MRI may predict rectal cancer outcomes
MedWire News: Magnetic resonance imaging (MRI) used to evaluate responses to pre-surgery neoadjuvant chemotherapy or radiation may predict survival among patients with advanced rectal cancer, study findings indicate.
"This is the first time that MRI has been shown to predict outcome for patients with rectal cancer who have completed initial chemoradiation therapy," said lead author Gina Brown from the Royal Marsden Hospital NHS Trust in Sutton, UK.

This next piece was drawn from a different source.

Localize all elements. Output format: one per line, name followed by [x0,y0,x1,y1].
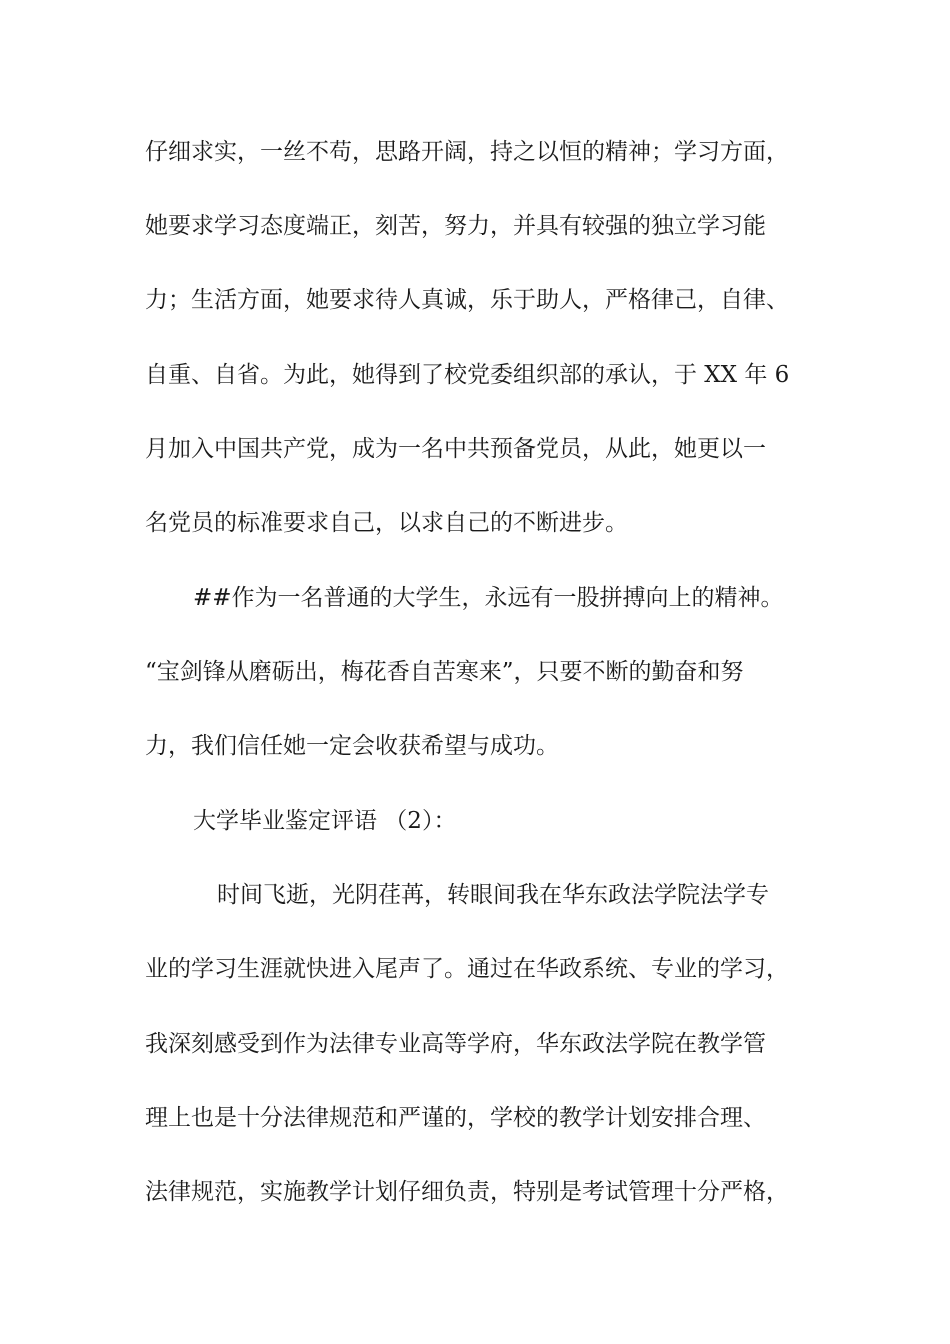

"MRI staging and reassessment of rectal cancers before and after chemoradiotherapy are not routinely done for all patients. We've shown that using MRI this way can help change the course of patient care, perhaps enabling physicians to choose a more effective chemotherapy drug or even in some cases ultimately avoid surgery."
The researchers explain that high-resolution MRI has been used to assess tumor response before surgical resection, but the relevance of post-treatment MRI assessment in predicting survival outcomes has not been investigated.
Brown and team therefore investigated whether MRI assessment of tumor stage, nodal status, circumferential resection margin (CRM) status, and tumor regression grade (TRG) predicted overall survival (OS), disease-free survival (DFS), and local recurrence (LR) in 111 patients with locally advanced rectal cancer treated by neoadjuvant therapy. The team also measured the same variables pathologically.
Patients with T stage 0, 1, 2, or 3a cancer or no CRM involvement were judged to have good prognosis, while those with T stages 3b, 3c, 3d, or 4, or predicted CRM involvement had poor prognosis.
In addition, a poor MRI-assessed TRG (mrTRG) was defined as predominantly tumor signal intensity with minimal fibrotic low-signal intensity or no fibrosis evident with tumor signal visible, while a good mrTRG was defined as absence of any tumor signal or mixed areas of low-signal fibrosis and intermediate signal intensity present but without predominance of tumor signal.
During the follow-up period, 54 patients died, 40 as a result of cancer-related causes, and 50 patients had disease progression.
The researchers report that patients with poor mrTRG had significantly worse 5-year OS and DFS than patients with good mrTRG, at 27% versus 72% and 31% versus 64%, respectively.
On multivariate analysis adjusted for age, gender, height of tumor from anal verge, type of preoperative treatment, and type of operation, patients with poor mrTRG had a 4.4-fold increased risk for death and a 3.3-fold increased risk for disease progression during follow-up compared with those with good mrTRG.
In addition, MRI-predicted CRM status was independently associated with LR; patients with predicted CRM involvement had a 4.3-fold higher risk for LR than those with a clear CRM.
Histopathologically assessed T stage and CRM involvement also significantly predicted OS, DFS, and LR with respective hazard ratios of 4.6, 5.6, and 9.8 for poor versus good T stage and 3.0, 2.2, and 8.8, for poor versus good CRM.
In real terms, patients with poor post-treatment pathologic T stage had 5-year OS, DFS, and LR rates of 39%, 38%, and 27%, respectively, compared with rates of 76%, 84%, and 6% for patients with good post-treatment pathologic T stage.
The 5-year OS, DFS and LR rates for patients with pathologically assessed involved CRM were 30%, 28%, and 56%, compared with 59%, 62%, and 10%, respectively among patients with no CRM involvement.
Of note, node status assessed by MRI or pathology did not significantly predict any of the outcomes measured.
"Post-treatment MRI TRG and CRM evaluation gives the multi-disciplinary team a window of opportunity to refine treatment plans before definitive surgical treatment," Good and co-authors conclude Journal of Clinical Oncology.